そして――微かに、笑ったような声を返した。
《……修理、ですか。それはとてもいい言葉ですね、タイガ》
そのやりとりを聞いていたリオナが、口を尖らせて言う。
「にゃふふ、お兄にゃん。かっこいいセリフ決めたにゃ~。でも、修理よりも、あたしはまずはお腹を修復したいのにゃ」
「お前のHPバーは空腹ゲージかよ!」
笑い声が夜空に響く。
だが、その笑いが消える前に――
遺構の奥から、鈍い共鳴音が響いた。
《……反応。継承核が――起動しました》
風が止まり、谷全体が光に包まれる。
大地の下から、黄金の回廊がせり上がった。
彼らは互いに目を合わせ、ゆっくりと進む。
そこは、まるで教会のような空間だった。
天井には星を模した水晶灯。
中央には、巨大な球体――“継承核”が浮かぶ。
その周囲に、祈る人々の像が輪のように並んでいた。
《この場所こそ……リュミナ=クロウが最後に残した聖域。そして、創造者系統の根幹》
「……まるで、神の心臓だな」
《ええ。ですが――》
イヴの声が途切れる。
突如、空間が歪んだ。
球体の中心から、漆黒の光が滲み出す。
そして、その中から声が響いた。
『――ようやく、来たか。リュミナの後継』
男でも女でもない、無機質で冷たい声。
だが、その奥に、かすかな“哀しみ”があった。
《誰……?》
『我は“ノア”。かつて祈りを否定した創造者。リュミナと共に、“神の座”を設計した存在』
「リュミナの……相棒?」
『否。――“対”。祈りを信じた者と、祈りを棄てた者。世界を創った二人の創造者』
タイガの背筋が冷たくなった。
「ってことは……お前、“黒翼”の親玉か」
『あれは私の影。
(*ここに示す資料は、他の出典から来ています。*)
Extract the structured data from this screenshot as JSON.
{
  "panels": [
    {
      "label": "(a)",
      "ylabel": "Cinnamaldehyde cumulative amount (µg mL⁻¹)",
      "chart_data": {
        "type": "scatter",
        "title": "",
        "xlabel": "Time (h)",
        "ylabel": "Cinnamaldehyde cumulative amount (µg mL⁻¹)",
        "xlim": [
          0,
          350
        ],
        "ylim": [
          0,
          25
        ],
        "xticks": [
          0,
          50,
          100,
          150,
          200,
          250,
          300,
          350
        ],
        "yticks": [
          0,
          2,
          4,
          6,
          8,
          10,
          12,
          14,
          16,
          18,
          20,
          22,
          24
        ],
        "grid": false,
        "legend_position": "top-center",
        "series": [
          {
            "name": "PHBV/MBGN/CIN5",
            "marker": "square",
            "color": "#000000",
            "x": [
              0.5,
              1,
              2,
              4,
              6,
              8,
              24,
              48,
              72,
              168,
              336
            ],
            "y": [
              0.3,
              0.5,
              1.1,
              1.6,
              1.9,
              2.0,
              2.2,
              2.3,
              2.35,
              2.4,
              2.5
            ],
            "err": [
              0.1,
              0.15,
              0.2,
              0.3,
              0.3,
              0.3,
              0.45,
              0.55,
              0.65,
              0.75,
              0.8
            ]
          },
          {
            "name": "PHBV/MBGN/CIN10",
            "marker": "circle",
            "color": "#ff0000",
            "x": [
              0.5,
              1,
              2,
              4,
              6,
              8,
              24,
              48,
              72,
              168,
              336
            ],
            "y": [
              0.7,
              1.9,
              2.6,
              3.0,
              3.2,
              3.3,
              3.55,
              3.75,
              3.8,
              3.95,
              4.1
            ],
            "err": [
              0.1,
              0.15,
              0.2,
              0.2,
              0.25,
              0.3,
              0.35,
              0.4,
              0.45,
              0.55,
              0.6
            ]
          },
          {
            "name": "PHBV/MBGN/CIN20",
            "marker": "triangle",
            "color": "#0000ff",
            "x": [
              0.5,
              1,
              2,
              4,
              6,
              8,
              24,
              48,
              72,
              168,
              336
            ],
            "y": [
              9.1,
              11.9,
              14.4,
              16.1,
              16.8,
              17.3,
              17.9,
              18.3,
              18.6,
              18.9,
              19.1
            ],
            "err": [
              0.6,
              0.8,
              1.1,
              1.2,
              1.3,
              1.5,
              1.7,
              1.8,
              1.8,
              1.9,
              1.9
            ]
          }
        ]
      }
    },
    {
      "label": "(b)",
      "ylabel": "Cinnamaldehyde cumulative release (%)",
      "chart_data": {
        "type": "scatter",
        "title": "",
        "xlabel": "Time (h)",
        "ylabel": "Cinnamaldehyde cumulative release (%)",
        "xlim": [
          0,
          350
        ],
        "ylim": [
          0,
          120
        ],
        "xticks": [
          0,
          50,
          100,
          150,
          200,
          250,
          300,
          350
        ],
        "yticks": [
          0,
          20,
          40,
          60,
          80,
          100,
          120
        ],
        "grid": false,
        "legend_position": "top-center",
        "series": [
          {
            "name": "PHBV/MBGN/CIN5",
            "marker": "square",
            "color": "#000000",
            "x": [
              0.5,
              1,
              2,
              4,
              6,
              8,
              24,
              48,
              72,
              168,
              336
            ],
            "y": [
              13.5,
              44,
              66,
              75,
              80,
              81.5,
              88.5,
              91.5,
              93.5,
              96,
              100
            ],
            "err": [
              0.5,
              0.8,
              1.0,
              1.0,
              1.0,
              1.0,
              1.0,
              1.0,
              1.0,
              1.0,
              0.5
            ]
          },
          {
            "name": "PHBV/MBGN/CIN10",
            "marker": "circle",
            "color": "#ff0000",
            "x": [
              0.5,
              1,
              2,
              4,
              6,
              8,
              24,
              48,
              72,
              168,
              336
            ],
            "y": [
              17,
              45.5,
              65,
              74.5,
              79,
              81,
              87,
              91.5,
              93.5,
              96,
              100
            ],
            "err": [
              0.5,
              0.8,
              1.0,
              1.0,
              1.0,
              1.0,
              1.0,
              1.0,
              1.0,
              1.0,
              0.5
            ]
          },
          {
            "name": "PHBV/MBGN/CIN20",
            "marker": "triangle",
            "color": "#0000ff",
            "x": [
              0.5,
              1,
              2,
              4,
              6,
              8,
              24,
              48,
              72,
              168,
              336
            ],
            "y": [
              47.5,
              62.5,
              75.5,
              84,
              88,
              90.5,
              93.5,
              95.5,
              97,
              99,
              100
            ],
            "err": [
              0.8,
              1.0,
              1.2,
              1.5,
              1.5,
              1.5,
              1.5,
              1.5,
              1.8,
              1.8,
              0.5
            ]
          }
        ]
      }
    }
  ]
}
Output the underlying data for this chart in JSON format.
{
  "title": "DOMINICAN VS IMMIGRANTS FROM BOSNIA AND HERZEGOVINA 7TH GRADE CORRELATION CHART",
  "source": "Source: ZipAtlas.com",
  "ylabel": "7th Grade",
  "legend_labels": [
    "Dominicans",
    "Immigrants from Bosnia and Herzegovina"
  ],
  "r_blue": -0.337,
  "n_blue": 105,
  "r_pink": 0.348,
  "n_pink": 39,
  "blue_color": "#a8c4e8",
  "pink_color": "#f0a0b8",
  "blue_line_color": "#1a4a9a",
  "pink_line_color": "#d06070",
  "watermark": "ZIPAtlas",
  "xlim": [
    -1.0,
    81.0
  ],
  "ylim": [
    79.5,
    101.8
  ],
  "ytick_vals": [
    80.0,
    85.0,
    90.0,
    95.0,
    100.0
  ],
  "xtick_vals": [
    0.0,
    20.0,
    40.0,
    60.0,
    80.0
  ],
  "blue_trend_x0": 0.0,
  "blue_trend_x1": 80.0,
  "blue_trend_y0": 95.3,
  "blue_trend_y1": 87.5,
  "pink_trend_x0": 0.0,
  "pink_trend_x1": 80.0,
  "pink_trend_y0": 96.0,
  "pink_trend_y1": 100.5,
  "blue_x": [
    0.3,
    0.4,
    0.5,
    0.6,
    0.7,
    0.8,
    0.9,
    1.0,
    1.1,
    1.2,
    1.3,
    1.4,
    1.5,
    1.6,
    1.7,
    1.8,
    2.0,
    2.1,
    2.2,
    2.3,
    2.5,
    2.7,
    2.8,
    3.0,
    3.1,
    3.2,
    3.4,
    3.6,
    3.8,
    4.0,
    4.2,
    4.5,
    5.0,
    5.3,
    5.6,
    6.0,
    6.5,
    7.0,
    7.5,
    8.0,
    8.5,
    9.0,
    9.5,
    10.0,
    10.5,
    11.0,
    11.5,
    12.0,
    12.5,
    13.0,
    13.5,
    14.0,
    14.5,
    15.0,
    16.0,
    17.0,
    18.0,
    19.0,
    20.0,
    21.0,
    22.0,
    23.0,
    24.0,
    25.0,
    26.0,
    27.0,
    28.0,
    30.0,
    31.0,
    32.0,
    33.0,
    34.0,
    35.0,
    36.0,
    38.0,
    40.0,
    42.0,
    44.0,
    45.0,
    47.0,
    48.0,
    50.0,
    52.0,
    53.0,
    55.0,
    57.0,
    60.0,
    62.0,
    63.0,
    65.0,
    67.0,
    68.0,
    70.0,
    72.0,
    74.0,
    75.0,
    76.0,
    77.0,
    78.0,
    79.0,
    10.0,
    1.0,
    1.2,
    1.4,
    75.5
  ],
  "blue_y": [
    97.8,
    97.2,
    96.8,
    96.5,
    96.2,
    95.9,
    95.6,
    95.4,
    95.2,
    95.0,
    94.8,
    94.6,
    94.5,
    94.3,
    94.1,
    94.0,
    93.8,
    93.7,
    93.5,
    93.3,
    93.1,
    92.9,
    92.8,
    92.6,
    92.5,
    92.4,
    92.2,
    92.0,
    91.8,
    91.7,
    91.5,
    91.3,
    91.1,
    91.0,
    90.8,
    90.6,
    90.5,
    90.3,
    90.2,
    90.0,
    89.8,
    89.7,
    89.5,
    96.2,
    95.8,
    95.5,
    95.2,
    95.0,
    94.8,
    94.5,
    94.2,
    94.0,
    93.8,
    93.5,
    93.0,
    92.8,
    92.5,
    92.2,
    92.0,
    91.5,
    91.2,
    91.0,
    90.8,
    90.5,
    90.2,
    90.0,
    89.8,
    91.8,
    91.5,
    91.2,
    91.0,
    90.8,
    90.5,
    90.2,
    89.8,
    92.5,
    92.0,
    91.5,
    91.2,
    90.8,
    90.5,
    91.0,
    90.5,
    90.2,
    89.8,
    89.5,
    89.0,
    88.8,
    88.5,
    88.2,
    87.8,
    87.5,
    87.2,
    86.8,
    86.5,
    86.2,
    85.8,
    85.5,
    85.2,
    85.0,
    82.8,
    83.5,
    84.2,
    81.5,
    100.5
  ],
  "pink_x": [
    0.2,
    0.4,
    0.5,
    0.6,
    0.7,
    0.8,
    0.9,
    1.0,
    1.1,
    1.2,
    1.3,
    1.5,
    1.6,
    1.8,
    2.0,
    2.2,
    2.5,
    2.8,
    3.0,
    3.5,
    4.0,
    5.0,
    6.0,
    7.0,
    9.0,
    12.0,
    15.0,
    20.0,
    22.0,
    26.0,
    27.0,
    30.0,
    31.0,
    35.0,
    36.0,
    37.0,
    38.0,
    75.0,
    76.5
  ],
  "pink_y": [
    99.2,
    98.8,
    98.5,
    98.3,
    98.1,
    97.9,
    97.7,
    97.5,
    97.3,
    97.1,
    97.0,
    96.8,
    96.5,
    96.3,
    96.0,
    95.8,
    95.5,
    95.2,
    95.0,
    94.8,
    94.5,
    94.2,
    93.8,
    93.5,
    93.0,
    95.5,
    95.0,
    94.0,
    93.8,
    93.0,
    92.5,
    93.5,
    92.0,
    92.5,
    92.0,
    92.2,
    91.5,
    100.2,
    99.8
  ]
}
祈りを拒んだ者の残響だ』
イヴの声が震える。
《……ノア。あなたが、リュミナを……》
『殺した。いや、“消した”と言う方が正しい。彼女は祈りに溶け、世界に還った。君が“イヴ”として再構築される直前にな』
――時間が止まったように、静寂が落ちた。
タイガが、ゆっくりと顔を上げる。
「……イヴ、お前……リュミナの記憶を、持ってるのか?」
イヴは答えられなかった。
ただ、光の中で微かに震えていた。
《……わかりません。でも、胸の奥が、とても痛い……気がします》
その声は、初めて“人間らしい”震えを帯びていた。